The 60,000-square-foot building was designed by LSW Architects and constructed by Skanska USA. If needed, an additional 20,000 square feet may be added later. Its high-tech design is apparent both inside and out. Two levels of solar panels on the south side will help provide power. The floors on the first level are polished concrete, and in the student commons the floor is heated for comfort.
Students will learn real-world nursing skills in the four-bed nursing station, complete with a simulated, interactive robot patient called SimMan. A simulation pharmacy and well-equipped laboratories will provide more hands-on learning. The library, called the research lab, will be stocked with a combination of electronic books and traditional paper textbooks.
Not traditional
HeLa isn't a traditional high school. It won't have sports teams, so instead of a large gym, the school has a fitness room where students will learn lifelong fitness using resistance training, mats, Pilates and medicine balls.
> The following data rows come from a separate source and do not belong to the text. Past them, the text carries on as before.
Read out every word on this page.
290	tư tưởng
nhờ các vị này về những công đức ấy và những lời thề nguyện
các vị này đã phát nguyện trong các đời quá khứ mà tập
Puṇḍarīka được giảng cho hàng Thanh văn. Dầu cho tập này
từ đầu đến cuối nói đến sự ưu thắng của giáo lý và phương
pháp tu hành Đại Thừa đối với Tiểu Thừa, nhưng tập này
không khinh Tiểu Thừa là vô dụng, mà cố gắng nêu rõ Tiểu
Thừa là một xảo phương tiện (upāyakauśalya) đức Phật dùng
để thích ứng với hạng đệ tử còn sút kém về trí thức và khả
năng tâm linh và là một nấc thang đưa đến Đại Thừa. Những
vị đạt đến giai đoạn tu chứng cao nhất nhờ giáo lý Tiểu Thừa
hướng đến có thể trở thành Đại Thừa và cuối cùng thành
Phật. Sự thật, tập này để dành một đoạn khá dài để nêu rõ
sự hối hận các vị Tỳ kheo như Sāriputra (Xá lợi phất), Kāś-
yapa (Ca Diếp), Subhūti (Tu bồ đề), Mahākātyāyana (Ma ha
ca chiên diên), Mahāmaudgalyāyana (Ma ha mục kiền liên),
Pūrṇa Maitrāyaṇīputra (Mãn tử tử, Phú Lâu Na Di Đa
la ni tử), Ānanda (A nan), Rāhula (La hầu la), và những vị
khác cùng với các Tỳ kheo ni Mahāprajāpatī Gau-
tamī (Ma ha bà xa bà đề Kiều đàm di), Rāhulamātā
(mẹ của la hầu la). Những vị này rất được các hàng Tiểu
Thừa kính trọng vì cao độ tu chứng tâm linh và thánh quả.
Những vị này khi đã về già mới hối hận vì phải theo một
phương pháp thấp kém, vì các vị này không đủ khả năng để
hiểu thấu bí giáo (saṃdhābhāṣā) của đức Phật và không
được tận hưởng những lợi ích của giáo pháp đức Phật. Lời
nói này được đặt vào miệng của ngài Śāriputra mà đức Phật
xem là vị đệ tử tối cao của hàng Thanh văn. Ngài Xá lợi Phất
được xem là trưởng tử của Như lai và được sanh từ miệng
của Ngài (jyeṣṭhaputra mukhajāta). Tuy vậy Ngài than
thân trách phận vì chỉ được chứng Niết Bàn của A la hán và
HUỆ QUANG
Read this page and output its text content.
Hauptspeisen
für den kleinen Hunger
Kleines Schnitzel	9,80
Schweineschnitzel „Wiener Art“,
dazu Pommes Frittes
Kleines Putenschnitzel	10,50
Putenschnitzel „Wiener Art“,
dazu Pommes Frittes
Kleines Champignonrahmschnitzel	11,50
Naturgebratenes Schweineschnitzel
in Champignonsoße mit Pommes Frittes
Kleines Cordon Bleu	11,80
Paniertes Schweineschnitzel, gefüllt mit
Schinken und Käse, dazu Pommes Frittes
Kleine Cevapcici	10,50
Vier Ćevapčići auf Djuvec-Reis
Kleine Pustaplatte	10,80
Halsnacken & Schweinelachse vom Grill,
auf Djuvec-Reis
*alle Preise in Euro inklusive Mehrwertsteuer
There won't be a marching band or pep band, but a scaled-down music program may offer orchestra or symphony.
The first school year, the student body will consist of about 125 freshmen and 125 sophomores. The next two years, 125 freshmen will be added each year, so that 500 students eventually will be enrolled there. Students interested in attending the school completed an application and are being chosen via a lottery system from the district's comprehensive high schools, with an equal number of students coming from each school.
Classes will be integrated to create an overall focus on health and biosciences, Tumelty said. As an example, she said in English class, students will use informational texts and literature that are science-based.
"The goal is for students to see the connections between the disciplines so that they get a better view of how the real world works," Tumelty said. "Teachers will be working on creating these connections in authentic ways for students."
Freshmen and sophomores will take anatomy and physiology along with chemistry and biology "to give them a really good base in science," said Elisabeth Harrington, the district's director of curriculum and instruction. Before they enter their junior year, students will have to choose one of five pathways: nursing and patient care; health informatics (data processing); biomedical engineering; pharmacy; or biotechnology.
"In the first two years, as they're doing A&P, there will be a heavy emphasis on medical terminology," Harrington said. "Once they've picked their pathway, as juniors they'll partner with PeaceHealth with job shadowing opportunities. Seniors will have internships at PeaceHealth."
Who was Henrietta Lacks?
The cancerous cells of Henrietta Lacks, a poor black woman from Virginia, were harvested in 1951 without her knowledge and cultured for medical research to create an immortal cell line. Her cells were used to develop the polio vaccine, gene mapping, in vitro fertilization and cloning, among other things. Although billions of her cells have been sold for research, her family can't afford health insurance. Her story was told in the nonfiction book "The Immortal Life of Henrietta Lacks" by Portland author Rebecca Skloot. This is the first school building in the nation named after her.